The "Proteza koniecpolska" (literally "Koniecpol prosthesis") is a colloquial term for a rail project in Poland completed in 2013 to give Częstochowa improved connections with Warsaw, Wrocław and Opole using existing rail lines.

The link connected two already modernized major trunk lines the Central Rail Line near Włoszczowa and the PKP rail line 132 near Opole by tracks modernized for speeds up to 120 and 140 km/h, running through the Częstochowa Stradom railway station. This decreased travel times between Warszawa Centralna and Wrocław Główny railway station from over 5 hours to 3 hours 45 minutes.

The city of Wrocław despite being the largest urban center in southwestern Poland and the fourth largest city in the country lacks a direct rail connection with capital and largest city Warsaw. During the 19th century, when most of the rail lines were laid out, the territory of Poland was divided between neighboring powers, with Warsaw controlled by Russians as part of Congress Poland while Wrocław along with the region of Silesia and with northern Poland was ruled by the German Kingdom of Prussia, both of which invested primarily in connecting the cities with their own infrastructure. A dedicated high speed rail line from Warsaw through Łódź to Wrocław and further to the border with the Czech Republic is being planned.

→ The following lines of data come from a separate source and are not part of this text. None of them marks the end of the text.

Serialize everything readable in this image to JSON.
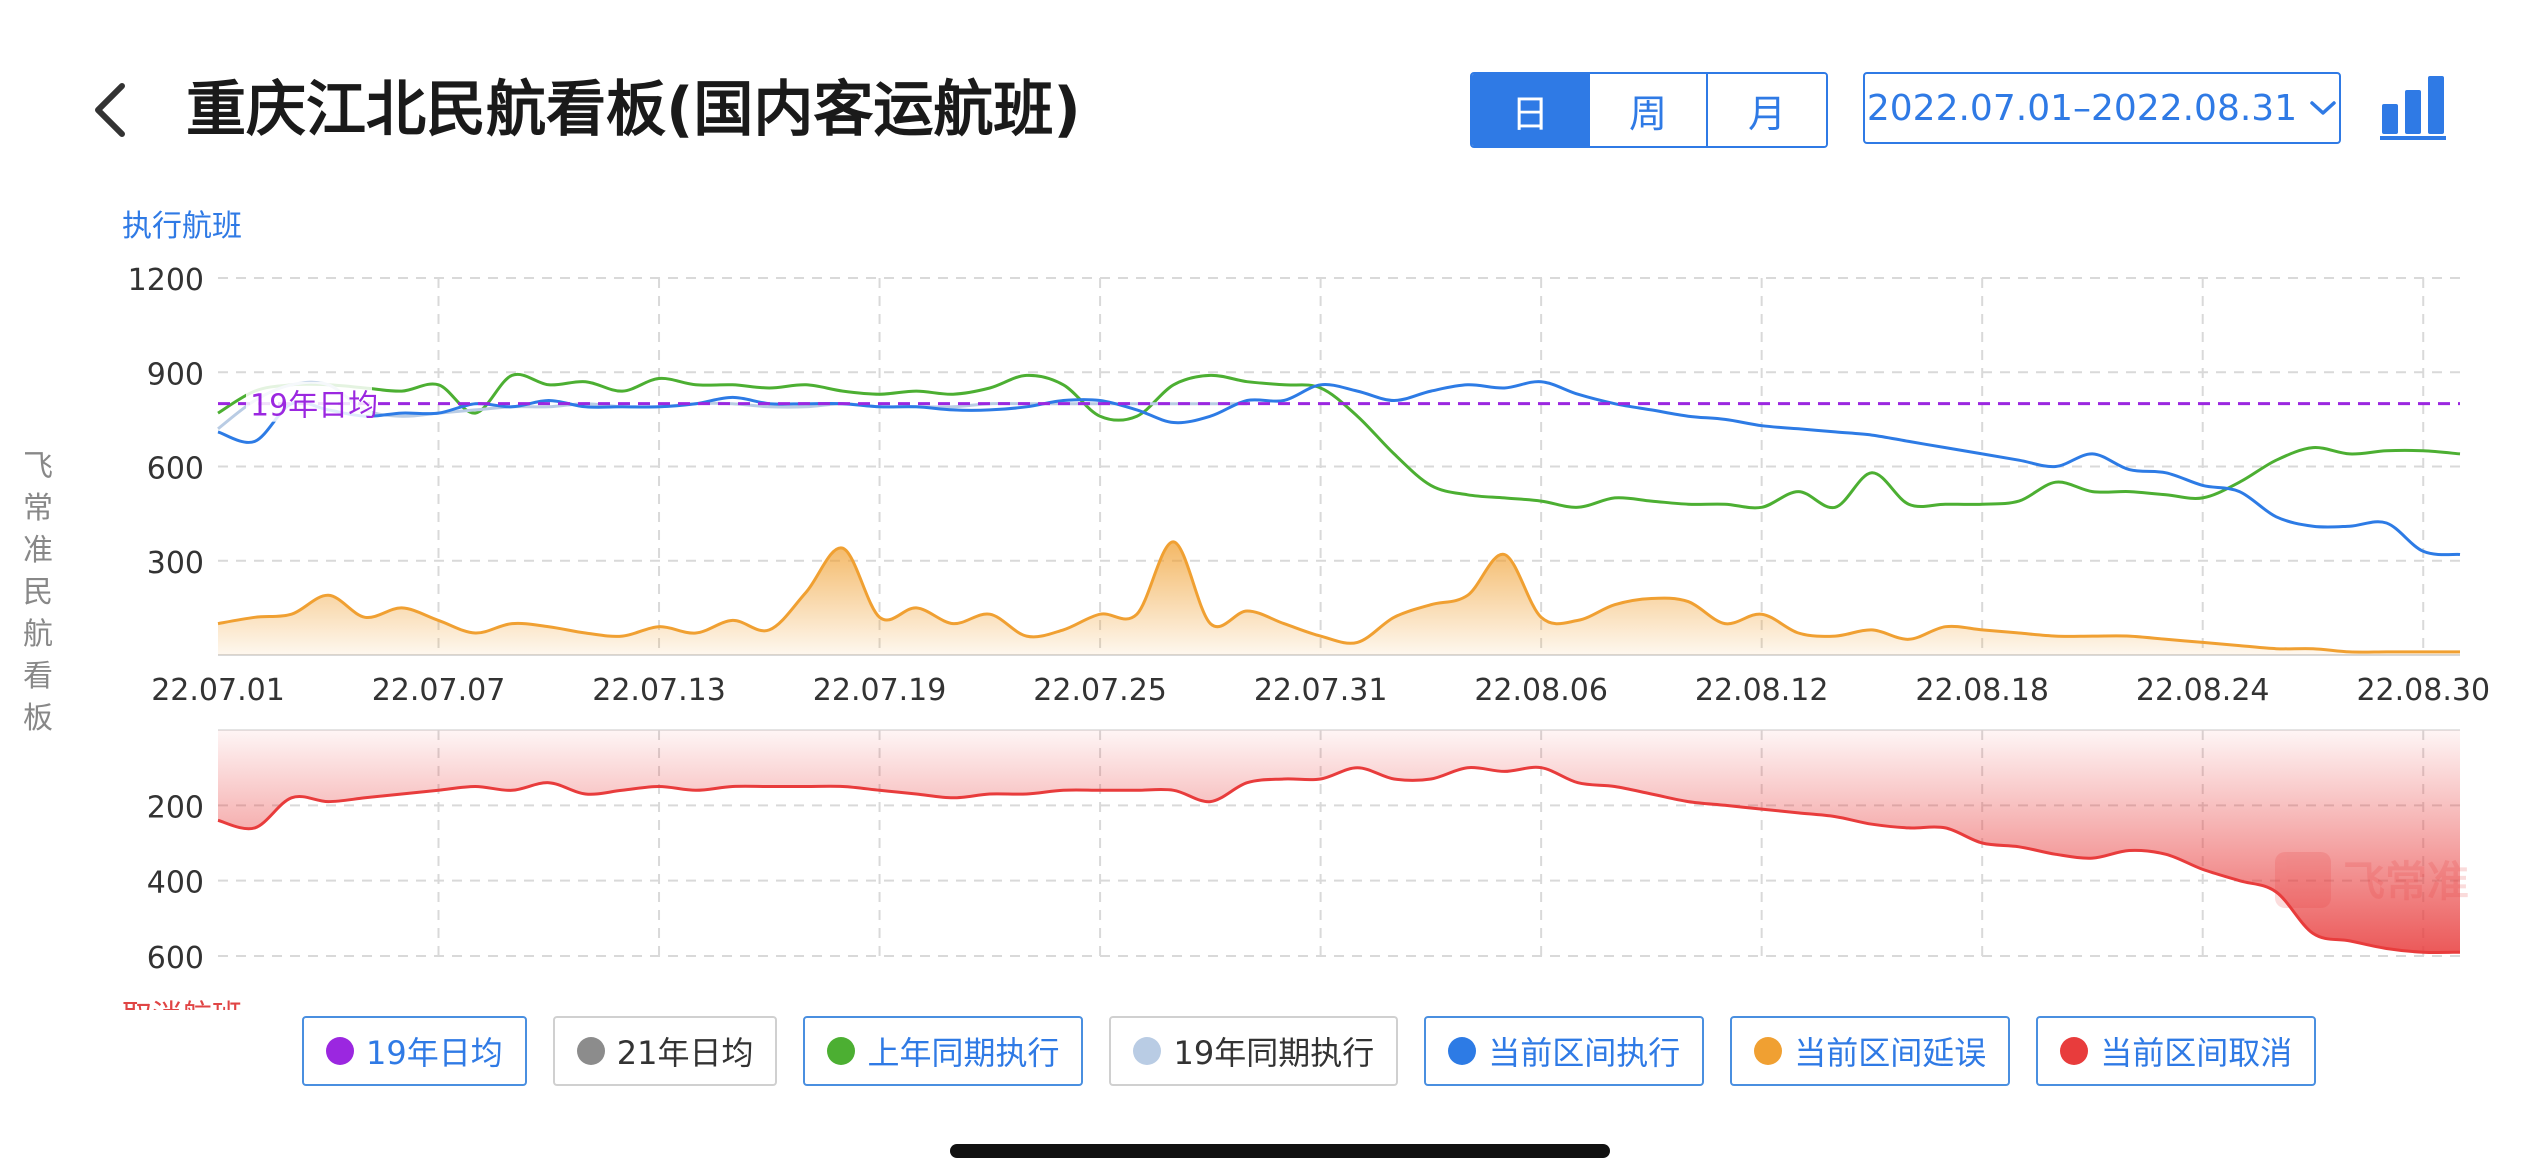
{
  "header": {
    "title": "重庆江北民航看板(国内客运航班)",
    "tabs": [
      {
        "label": "日",
        "active": true
      },
      {
        "label": "周",
        "active": false
      },
      {
        "label": "月",
        "active": false
      }
    ],
    "date_range": "2022.07.01–2022.08.31",
    "back_icon": "chevron-left-icon",
    "chart_icon": "bar-chart-icon"
  },
  "side_label": [
    "飞",
    "常",
    "准",
    "民",
    "航",
    "看",
    "板"
  ],
  "watermark": "飞常准",
  "legend": [
    {
      "label": "19年日均",
      "color": "#9b27e0",
      "active": true
    },
    {
      "label": "21年日均",
      "color": "#8c8c8c",
      "active": false
    },
    {
      "label": "上年同期执行",
      "color": "#4caf32",
      "active": true
    },
    {
      "label": "19年同期执行",
      "color": "#b9cce4",
      "active": false
    },
    {
      "label": "当前区间执行",
      "color": "#2d7be5",
      "active": true
    },
    {
      "label": "当前区间延误",
      "color": "#f0a032",
      "active": true
    },
    {
      "label": "当前区间取消",
      "color": "#e83c3c",
      "active": true
    }
  ],
  "colors": {
    "accent": "#2f7ae5",
    "cancel_label": "#e04545",
    "avg_line": "#9b27e0"
  },
  "chart_data": [
    {
      "type": "line",
      "ylabel": "执行航班",
      "ylim": [
        0,
        1200
      ],
      "yticks": [
        "300",
        "600",
        "900",
        "1200"
      ],
      "x_tick_labels": [
        "22.07.01",
        "22.07.07",
        "22.07.13",
        "22.07.19",
        "22.07.25",
        "22.07.31",
        "22.08.06",
        "22.08.12",
        "22.08.18",
        "22.08.24",
        "22.08.30"
      ],
      "x_start": "22.07.01",
      "x_end": "22.08.31",
      "grid": true,
      "reference_line": {
        "name": "19年日均",
        "value": 800
      },
      "series": [
        {
          "name": "上年同期执行",
          "values": [
            770,
            840,
            860,
            860,
            850,
            840,
            860,
            770,
            890,
            860,
            870,
            840,
            880,
            860,
            860,
            850,
            860,
            840,
            830,
            840,
            830,
            850,
            890,
            860,
            760,
            760,
            860,
            890,
            870,
            860,
            850,
            760,
            640,
            540,
            510,
            500,
            490,
            470,
            500,
            490,
            480,
            480,
            470,
            520,
            470,
            580,
            480,
            480,
            480,
            490,
            550,
            520,
            520,
            510,
            500,
            550,
            620,
            660,
            640,
            650,
            650,
            640
          ]
        },
        {
          "name": "19年同期执行",
          "values": [
            720,
            810,
            860,
            860,
            780,
            760,
            770,
            780,
            790,
            790,
            800,
            790,
            790,
            800,
            800,
            790,
            790,
            800,
            790,
            790,
            790,
            800,
            800,
            800,
            800,
            800,
            800,
            800,
            800
          ]
        },
        {
          "name": "当前区间执行",
          "values": [
            710,
            680,
            800,
            780,
            760,
            770,
            770,
            800,
            790,
            810,
            790,
            790,
            790,
            800,
            820,
            800,
            800,
            800,
            790,
            790,
            780,
            780,
            790,
            810,
            810,
            780,
            740,
            760,
            810,
            810,
            860,
            840,
            810,
            840,
            860,
            850,
            870,
            830,
            800,
            780,
            760,
            750,
            730,
            720,
            710,
            700,
            680,
            660,
            640,
            620,
            600,
            640,
            590,
            580,
            540,
            520,
            440,
            410,
            410,
            420,
            330,
            320
          ]
        },
        {
          "name": "当前区间延误",
          "values": [
            100,
            120,
            130,
            190,
            120,
            150,
            110,
            70,
            100,
            90,
            70,
            60,
            90,
            70,
            110,
            80,
            200,
            340,
            120,
            150,
            100,
            130,
            60,
            80,
            130,
            130,
            360,
            100,
            140,
            100,
            60,
            40,
            120,
            160,
            190,
            320,
            120,
            110,
            160,
            180,
            170,
            100,
            130,
            70,
            60,
            80,
            50,
            90,
            80,
            70,
            60,
            60,
            60,
            50,
            40,
            30,
            20,
            20,
            10,
            10,
            10,
            10
          ]
        }
      ]
    },
    {
      "type": "area",
      "ylabel": "取消航班",
      "ylim": [
        0,
        600
      ],
      "yticks": [
        "200",
        "400",
        "600"
      ],
      "inverted": true,
      "series": [
        {
          "name": "当前区间取消",
          "values": [
            240,
            260,
            180,
            190,
            180,
            170,
            160,
            150,
            160,
            140,
            170,
            160,
            150,
            160,
            150,
            150,
            150,
            150,
            160,
            170,
            180,
            170,
            170,
            160,
            160,
            160,
            160,
            190,
            140,
            130,
            130,
            100,
            130,
            130,
            100,
            110,
            100,
            140,
            150,
            170,
            190,
            200,
            210,
            220,
            230,
            250,
            260,
            260,
            300,
            310,
            330,
            340,
            320,
            330,
            370,
            400,
            430,
            540,
            560,
            580,
            590,
            590
          ]
        }
      ]
    }
  ]
}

At the end of the 20th century trains to Wrocław traveled along PKP rail line 1 from Warsaw to Częstochowa through the main Częstochowa railway station, from there along local lines, PKP rail line 61 and PKP rail line 144 to Opole, continuing on line 132 to Wrocław, with the fastest travel times being 4 hours 25 minutes. At the beginning of the 21st century this connection was suspended due to modernization work on the line 1 between Warsaw and Częstochowa, and trains to Wrocław had to routed through Poznań on PKP rail line 271 and PKP rail line 3 or through Katowice on line 132 and the Central Rail Line, extending travel times to over five hours. To mitigate this situation a proposal was raised to upgrade the technical parameters of the lines 61 and 144 to create an effective shortcut between the two trunk lines from Opole through Częstochowa Stradom to Włoszczowa on the Central Rail Line, decreasing travel times below four hours. This project has been dubbed the Koniecpol prosthesis for the railway station located between Częstochowa and Włoszczowa.